CIA Director Leon Panetta was all smiles about Buckley in a statement released this afternoon. Not only did he praise the “absolute integrity and commitment to the rule of law” of the ex-Treasury Department inspector and longtime Hill staffer, but he said a “robust, independent” inspector general is “essential to our success.”

Sure, he says that now. But for practically Panetta’s entire tenure, the agency has been without an inspector general. During that time, the CIA massively upped its drone strikes against terrorist targets in Pakistan, an operation that United Nations officials and some U.S. law professors consider legally dubious.


And the reason why there hasn’t been a CIA inspector general for the last 14 months is instructive when considering the headaches that Buckley is likely to inherit. The last inspector, John Helgerson, conducted a thorough investigation into the CIA’s “enhanced interrogations,” finding that agency interrogators waterboarded a top terrorist 183 times in a single month and staged mock executions to get others to talk.


That didn’t earn Helgerson any fans in the agency. In 2007, then-director Michael Hayden took the rare step of opening his own inquiry into the inspector-general, thinking Helgerson had a vendetta against the interrogators and overstepped his bounds by looking into the legality of torture. The Project on Government Oversight called it an “unusual and highly troubling move.” Ultimately, Hayden’s inquiry didn’t push Helgerson out: he retired on his own in February 2009. But it was one of several reasons why Helgerson’s report wasn’t released to the public until a judge demanded it in August 2009, some five years after its completion.

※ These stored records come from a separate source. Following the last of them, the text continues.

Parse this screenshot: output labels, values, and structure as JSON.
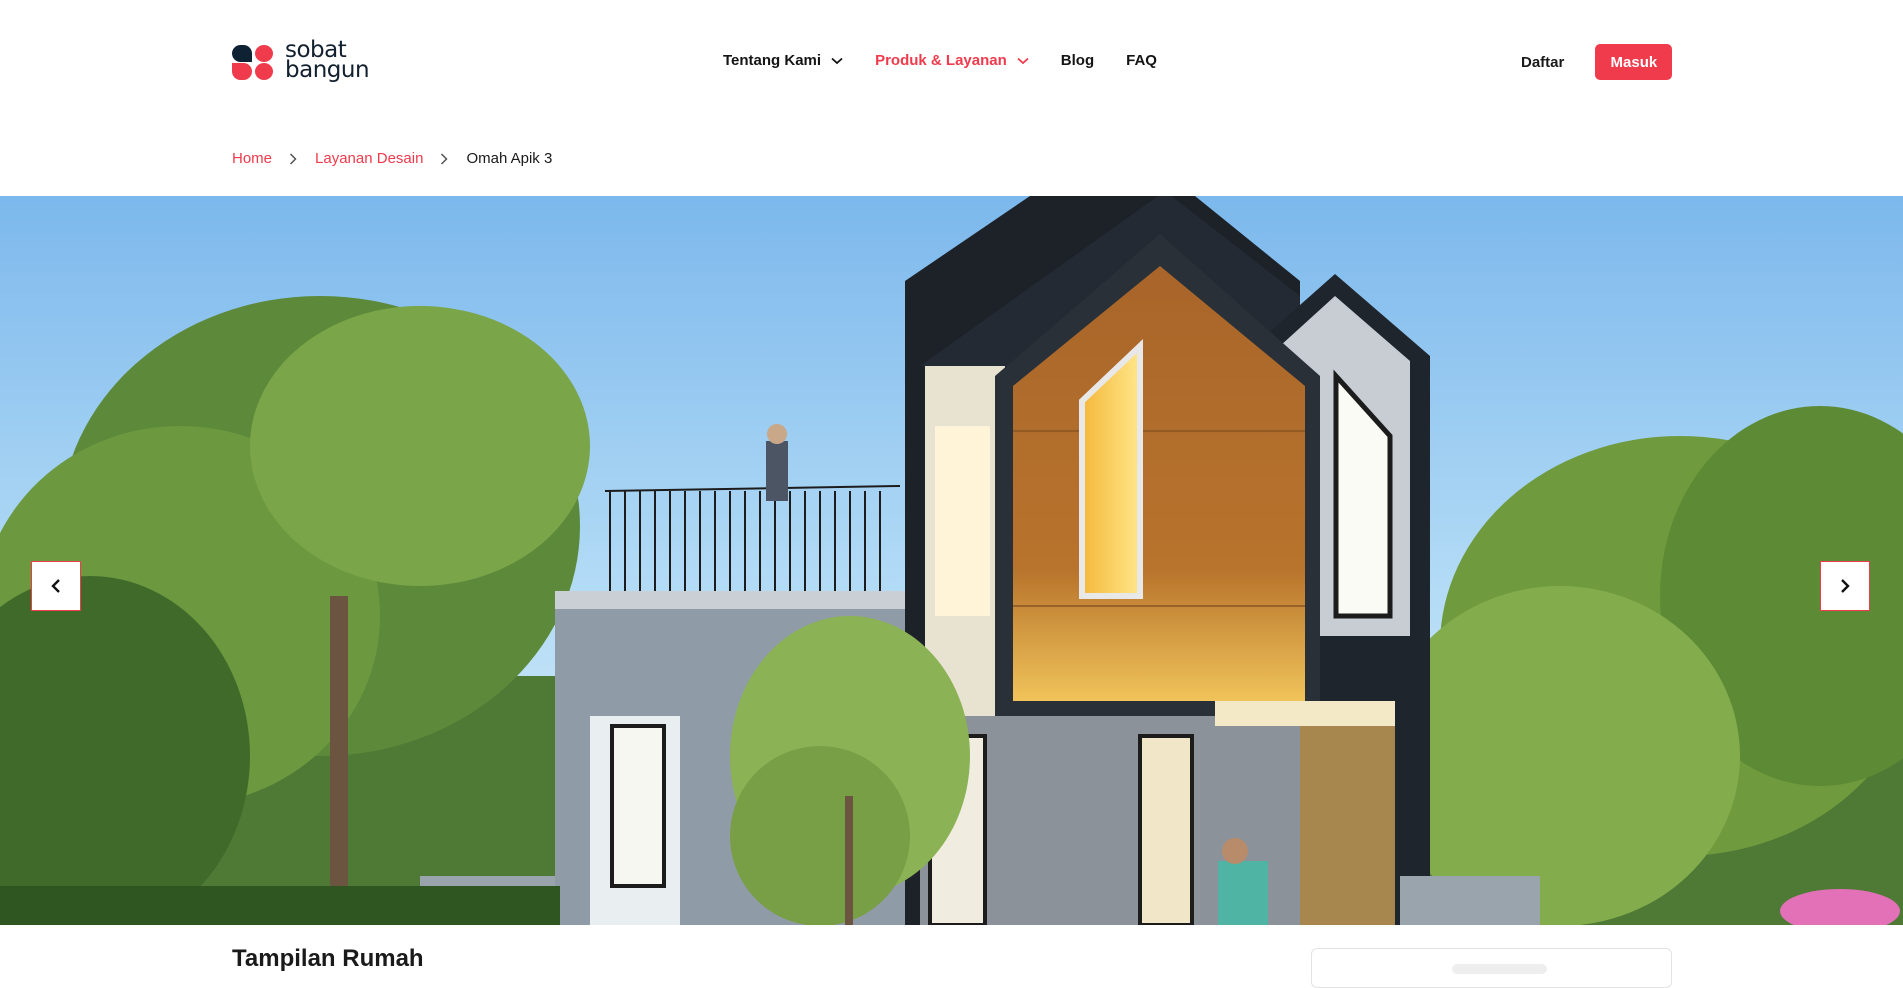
{
  "brand": {
    "name_line1": "sobat",
    "name_line2": "bangun",
    "accent": "#ef3b4c",
    "dark": "#0f2233"
  },
  "nav": {
    "items": [
      {
        "label": "Tentang Kami",
        "has_dropdown": true,
        "active": false
      },
      {
        "label": "Produk & Layanan",
        "has_dropdown": true,
        "active": true
      },
      {
        "label": "Blog",
        "has_dropdown": false,
        "active": false
      },
      {
        "label": "FAQ",
        "has_dropdown": false,
        "active": false
      }
    ]
  },
  "auth": {
    "register_label": "Daftar",
    "login_label": "Masuk"
  },
  "breadcrumb": {
    "items": [
      "Home",
      "Layanan Desain"
    ],
    "current": "Omah Apik 3"
  },
  "carousel": {
    "prev_icon": "chevron-left-icon",
    "next_icon": "chevron-right-icon"
  },
  "main": {
    "section_title": "Tampilan Rumah"
  }
}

So good luck to Buckley. He’s got one early institutional advantage: from 2005 to 2007, he was the Democratic staff director on the House intelligence committee. While Hill staffers haven’t had good fortunes at the CIA — ex-Director Porter Goss’s underlings, for instance — the committee’s top lawyer at the time was Jeremy Bash, who’s now Panetta’s chief of staff. Still, unless he wants to test Panetta’s commitment to a “robust, independent” watchdog, he may not want to look too closely at those drones.